Why does this not amaze us?

Meanwhile, in our goody bags, President Clinton left a nice veto that unhappily becomes of greater interest every day. You may recall some of us inveighing against yet another financial industry special-interest bill, the so-called bankruptcy reform act. This was a Sen. Phil Gramm special, and when have we ever known Gramm not to side with big banks -- except when he is siding with bigger banks?

(Reminds me of a Jim Hightower line. Someone once said in his presence, "Phil Gramm is his own worst enemy." Hightower promptly replied, "Not while I'm still alive.")

This ugly power grab by the credit-card industry would have made it far more difficult for average people drowning in debt to simply declare bankruptcy and start over, even with all the attendant drawbacks that involves. The so-called reform would have made it almost impossible ever to get out from under high-interest debts. Even such unlikely populists as Rep. Henry Hyde of Illinois were outraged.

Of course, the credit industry wouldn't have needed to push such a rotten bill if it hadn't also been pushing credit card after credit card on people who are not financially able to carry them. Thanks for the veto, Bill.

On a more positive note, the Clinton administration is about to leave us several new national monuments -- meaning protected public lands. Clinton has once again outplayed Congress on the budget and is now free to fade as much heat as he wants for whatever he can do between now and Jan. 20. Say what you will about the man, he is a master politician.

He is also leaving us a spiffy new set of rules to protect our medical privacy. Naturally, the insurance companies and the HMOs are opposed to the new rules, but since it has taken five years to get this far, we can only hope the president-elect has enough sense to leave the rules in place. George W. Bush can come in with clean hands and blame it all on Clinton, saying, "Sorry, it was a done deal before I got here."
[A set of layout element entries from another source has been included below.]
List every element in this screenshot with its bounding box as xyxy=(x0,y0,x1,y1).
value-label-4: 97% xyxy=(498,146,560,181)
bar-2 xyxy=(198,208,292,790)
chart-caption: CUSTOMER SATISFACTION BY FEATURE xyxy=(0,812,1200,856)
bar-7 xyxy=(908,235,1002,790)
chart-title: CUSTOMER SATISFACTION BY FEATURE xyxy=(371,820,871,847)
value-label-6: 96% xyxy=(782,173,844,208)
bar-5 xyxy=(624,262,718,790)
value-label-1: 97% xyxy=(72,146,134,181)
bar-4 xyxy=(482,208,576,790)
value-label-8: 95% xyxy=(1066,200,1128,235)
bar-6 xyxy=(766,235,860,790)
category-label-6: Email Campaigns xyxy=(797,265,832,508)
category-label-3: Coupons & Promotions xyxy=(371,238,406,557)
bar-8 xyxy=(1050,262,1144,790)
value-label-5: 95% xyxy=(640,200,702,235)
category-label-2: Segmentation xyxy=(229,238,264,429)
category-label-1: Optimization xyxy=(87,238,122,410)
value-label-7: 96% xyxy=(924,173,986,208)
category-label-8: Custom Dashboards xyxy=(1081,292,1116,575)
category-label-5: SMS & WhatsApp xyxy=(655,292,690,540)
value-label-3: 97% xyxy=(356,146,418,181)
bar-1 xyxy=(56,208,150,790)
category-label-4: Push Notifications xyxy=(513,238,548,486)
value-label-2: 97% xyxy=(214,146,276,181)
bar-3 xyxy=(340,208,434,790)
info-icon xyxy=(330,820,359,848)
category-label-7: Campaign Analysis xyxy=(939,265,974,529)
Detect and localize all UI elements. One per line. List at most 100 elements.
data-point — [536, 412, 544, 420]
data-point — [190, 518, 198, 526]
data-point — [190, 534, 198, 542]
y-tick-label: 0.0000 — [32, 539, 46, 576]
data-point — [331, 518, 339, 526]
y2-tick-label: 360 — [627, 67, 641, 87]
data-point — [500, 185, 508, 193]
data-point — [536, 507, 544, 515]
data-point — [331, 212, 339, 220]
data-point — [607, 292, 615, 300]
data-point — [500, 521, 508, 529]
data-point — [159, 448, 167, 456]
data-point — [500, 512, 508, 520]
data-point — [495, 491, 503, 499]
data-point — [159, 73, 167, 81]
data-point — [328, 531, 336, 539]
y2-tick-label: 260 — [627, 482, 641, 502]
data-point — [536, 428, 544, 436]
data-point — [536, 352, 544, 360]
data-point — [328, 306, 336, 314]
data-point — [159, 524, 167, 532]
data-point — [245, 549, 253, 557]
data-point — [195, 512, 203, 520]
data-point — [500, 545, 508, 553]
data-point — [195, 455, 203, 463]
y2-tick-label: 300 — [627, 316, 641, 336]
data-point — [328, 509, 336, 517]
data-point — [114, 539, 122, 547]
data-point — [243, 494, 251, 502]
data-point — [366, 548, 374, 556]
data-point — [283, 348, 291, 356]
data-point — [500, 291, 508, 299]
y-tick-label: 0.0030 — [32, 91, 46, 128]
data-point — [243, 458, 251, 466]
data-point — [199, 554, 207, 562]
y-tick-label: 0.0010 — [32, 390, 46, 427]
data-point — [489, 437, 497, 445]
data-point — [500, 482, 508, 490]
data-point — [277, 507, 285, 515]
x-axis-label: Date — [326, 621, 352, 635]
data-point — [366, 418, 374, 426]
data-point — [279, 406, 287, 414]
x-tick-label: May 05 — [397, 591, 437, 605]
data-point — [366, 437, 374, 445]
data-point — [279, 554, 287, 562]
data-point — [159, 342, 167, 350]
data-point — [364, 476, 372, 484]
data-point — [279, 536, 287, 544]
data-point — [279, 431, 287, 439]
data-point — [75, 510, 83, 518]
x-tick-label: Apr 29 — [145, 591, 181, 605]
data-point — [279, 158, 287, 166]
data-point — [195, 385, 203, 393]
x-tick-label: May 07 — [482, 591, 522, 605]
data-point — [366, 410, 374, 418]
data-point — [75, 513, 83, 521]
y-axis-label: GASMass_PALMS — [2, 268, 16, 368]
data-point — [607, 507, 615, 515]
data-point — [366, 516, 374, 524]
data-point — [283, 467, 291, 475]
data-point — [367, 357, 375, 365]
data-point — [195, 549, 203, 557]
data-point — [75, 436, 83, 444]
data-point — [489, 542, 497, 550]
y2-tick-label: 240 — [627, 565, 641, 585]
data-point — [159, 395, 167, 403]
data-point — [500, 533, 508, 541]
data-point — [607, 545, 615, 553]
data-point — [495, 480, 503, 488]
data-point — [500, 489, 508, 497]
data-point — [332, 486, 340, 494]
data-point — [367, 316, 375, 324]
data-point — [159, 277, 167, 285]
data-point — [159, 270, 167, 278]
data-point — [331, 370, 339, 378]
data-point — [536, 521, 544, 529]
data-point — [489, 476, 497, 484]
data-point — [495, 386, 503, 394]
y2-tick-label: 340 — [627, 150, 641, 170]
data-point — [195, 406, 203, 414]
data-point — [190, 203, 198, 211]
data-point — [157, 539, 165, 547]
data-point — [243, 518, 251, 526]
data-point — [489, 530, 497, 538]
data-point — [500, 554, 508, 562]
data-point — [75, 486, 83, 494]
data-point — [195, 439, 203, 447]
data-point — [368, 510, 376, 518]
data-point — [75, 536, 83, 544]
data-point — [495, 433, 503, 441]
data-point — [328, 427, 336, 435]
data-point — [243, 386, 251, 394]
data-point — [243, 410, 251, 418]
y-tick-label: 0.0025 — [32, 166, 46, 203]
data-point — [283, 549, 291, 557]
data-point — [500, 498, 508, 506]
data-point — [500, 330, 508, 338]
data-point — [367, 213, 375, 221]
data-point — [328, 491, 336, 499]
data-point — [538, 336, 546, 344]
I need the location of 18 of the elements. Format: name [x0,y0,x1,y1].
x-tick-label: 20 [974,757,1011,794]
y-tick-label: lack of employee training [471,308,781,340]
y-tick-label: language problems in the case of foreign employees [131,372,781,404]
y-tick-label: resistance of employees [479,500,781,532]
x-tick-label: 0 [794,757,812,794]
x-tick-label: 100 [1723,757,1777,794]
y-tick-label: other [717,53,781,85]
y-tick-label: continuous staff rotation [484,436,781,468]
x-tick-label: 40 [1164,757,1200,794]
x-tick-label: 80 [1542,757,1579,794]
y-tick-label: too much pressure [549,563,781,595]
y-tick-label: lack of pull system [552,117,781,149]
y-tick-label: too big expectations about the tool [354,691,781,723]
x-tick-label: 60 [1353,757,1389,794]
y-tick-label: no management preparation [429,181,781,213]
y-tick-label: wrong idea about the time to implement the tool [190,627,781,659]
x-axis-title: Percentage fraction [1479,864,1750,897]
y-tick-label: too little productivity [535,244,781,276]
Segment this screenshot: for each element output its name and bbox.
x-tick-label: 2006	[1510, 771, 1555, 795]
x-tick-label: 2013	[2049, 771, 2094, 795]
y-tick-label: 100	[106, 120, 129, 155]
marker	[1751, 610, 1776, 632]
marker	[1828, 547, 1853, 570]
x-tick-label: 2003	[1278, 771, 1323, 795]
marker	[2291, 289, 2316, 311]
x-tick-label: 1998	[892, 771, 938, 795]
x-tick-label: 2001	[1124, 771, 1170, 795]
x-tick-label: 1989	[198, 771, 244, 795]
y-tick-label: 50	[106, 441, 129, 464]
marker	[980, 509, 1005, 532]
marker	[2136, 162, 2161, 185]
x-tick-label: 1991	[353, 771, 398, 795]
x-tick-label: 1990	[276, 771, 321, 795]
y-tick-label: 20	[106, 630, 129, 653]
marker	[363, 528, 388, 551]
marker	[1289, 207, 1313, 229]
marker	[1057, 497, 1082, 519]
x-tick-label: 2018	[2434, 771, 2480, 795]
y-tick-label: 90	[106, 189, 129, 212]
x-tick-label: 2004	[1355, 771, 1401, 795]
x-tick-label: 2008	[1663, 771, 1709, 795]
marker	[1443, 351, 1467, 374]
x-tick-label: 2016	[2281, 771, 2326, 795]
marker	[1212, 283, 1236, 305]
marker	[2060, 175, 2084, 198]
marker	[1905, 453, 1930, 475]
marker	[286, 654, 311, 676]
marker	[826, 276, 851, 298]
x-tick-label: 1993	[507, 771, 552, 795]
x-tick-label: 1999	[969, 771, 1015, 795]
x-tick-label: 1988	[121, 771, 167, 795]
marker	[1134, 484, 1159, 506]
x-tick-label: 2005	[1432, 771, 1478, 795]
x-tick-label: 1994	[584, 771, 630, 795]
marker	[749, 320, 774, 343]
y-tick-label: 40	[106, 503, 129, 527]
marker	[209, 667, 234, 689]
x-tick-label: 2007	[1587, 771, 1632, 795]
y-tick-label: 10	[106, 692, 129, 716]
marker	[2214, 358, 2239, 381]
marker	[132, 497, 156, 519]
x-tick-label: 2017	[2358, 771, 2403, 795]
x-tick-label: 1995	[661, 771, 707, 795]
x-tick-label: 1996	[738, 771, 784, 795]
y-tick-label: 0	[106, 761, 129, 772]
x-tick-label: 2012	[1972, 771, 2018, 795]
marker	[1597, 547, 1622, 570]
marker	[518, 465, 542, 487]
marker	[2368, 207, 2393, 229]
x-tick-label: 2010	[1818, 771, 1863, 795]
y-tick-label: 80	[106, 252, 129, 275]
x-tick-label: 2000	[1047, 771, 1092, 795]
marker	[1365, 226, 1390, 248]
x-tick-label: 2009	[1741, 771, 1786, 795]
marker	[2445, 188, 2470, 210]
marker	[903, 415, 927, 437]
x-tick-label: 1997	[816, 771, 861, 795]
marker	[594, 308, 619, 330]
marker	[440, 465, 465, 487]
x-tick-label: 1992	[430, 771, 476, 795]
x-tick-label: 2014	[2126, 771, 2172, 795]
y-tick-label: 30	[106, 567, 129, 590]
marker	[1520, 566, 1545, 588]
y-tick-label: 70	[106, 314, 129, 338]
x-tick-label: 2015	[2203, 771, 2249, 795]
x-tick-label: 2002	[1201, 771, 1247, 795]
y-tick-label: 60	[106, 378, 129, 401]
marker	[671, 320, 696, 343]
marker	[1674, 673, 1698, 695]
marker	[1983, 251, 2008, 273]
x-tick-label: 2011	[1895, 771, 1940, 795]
This is an interesting issue for students of democracy in that it boiled up from the grass roots. Politicians were slow to catch on that people are just steamed about having information about their private lives not just bandied about but sold for assorted commercial purposes. All the better to market more stuff to you, my dear. The wave of I-want-my-privacy anger caught the Establishment off guard and it has scrambled to catch up, even as the health-care industry set up an organized whine about how much it would all cost.

Essentially, the new rules require written consent from patients before disclosure of their medical records, even for routine purposes like the payment of claims. And yes, there is some cost attached, though not as much as the health-care industry is claiming.

And in the meantime, I wish each and every one of you (even the Republicans) a very merry Christmas, happy Hanukkah, joyous Kwanzaa, feliz Navidad, reflective Ramadan and whatever it is that you pagans do at this time of year. May we all have a lovely time and treat one another with special kindness.